Off the Hook 2009: John Benjamin Photography
 
 
Imperium Design
While stripping the old phone booth to it’s core parts, Imperium’s owner and designer, Gerald Lauzé, let the bare aluminum extrusions guide the size and shape of this island-style bar. Once the piece’s function revealed itself, other
methods of reclaiming and reusing materials destined for disposal, came to light. Even the heavily weathered glass, which Gerald will happily smash first, will find a role as a decorative aggregate in the concrete countertops.Come have a seat at the Last Call bar…Ring for service if the bartender is out of sight.
Off the Hook 2009: Shannon Mendes Photography
 

 
Kathryn MacDonald &  Lorraine Kwan

Dialosauros Boothus is the brainchild of siblings Lorraine Kwan and Kathryn Macdonald. The sisters have exhibited together in the past and are not new to collaborative work. Their newest project, Unhinged, a social commentary, is nearing completion and will be available in 2010.

 
 
Milbec Design
 
Off The Hook exhibition illustrates this interplay of different scales and the ambition to improve existing environments well.

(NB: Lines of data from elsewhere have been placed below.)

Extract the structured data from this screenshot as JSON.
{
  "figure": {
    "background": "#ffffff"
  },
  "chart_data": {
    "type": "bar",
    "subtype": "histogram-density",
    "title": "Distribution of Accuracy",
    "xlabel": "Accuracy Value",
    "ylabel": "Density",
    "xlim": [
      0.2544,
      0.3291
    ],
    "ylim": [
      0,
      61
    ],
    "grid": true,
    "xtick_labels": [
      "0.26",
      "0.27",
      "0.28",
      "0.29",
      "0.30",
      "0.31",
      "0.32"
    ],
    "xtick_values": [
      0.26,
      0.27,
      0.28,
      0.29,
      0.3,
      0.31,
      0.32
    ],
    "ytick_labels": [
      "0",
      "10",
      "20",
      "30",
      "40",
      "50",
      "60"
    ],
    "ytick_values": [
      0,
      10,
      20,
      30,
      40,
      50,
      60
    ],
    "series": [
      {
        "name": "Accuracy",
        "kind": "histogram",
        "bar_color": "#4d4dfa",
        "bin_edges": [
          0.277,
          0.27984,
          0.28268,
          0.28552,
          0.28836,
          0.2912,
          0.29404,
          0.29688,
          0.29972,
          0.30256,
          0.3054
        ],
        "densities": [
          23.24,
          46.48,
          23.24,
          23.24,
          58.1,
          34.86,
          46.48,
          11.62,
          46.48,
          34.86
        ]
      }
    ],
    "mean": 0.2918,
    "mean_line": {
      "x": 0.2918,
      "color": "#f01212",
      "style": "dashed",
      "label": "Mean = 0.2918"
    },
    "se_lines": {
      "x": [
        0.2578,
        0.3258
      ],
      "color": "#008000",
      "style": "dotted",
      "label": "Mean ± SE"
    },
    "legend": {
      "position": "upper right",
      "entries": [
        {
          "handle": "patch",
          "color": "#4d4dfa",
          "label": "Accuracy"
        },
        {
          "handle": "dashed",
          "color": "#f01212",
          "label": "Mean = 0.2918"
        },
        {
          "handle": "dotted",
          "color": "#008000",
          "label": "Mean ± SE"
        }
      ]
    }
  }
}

We strongly felt that a used and discarded phone booth should be given back to the public realm in a new form. A bench in front of the Vancouver Art Gallery, on the corner of Hornby and Robson,  has long served as an impromptu site for public chess games. We saw this design exhibition as an opportunity to provide a public chess board, akin to those that exist in similar public places elsewhere - notably, New York's Washington Square. While our design may not end up at Robson Square, it allows us to at least imagine Vancouver having the same kind of      public amenity as other major cities.
 
 
Synthesis Studio 

Off the Hook - Phone booths are becoming obsolete as more and more people use their cell phones. While this old technology is disappearing, something else in our society also seems to be dying as well. Have you ever had dinner with someone and wished they would stop texting, talking on their cell phones and turn them off? The lure of the cell phone is so great that some of us are forgetting our table manners. Table manner Table by Synthesis Studio is made from a decommissioned phone booth, electronics that will detect cell phone signals and LEDs that will light up to remind the dinner guests of their table manners.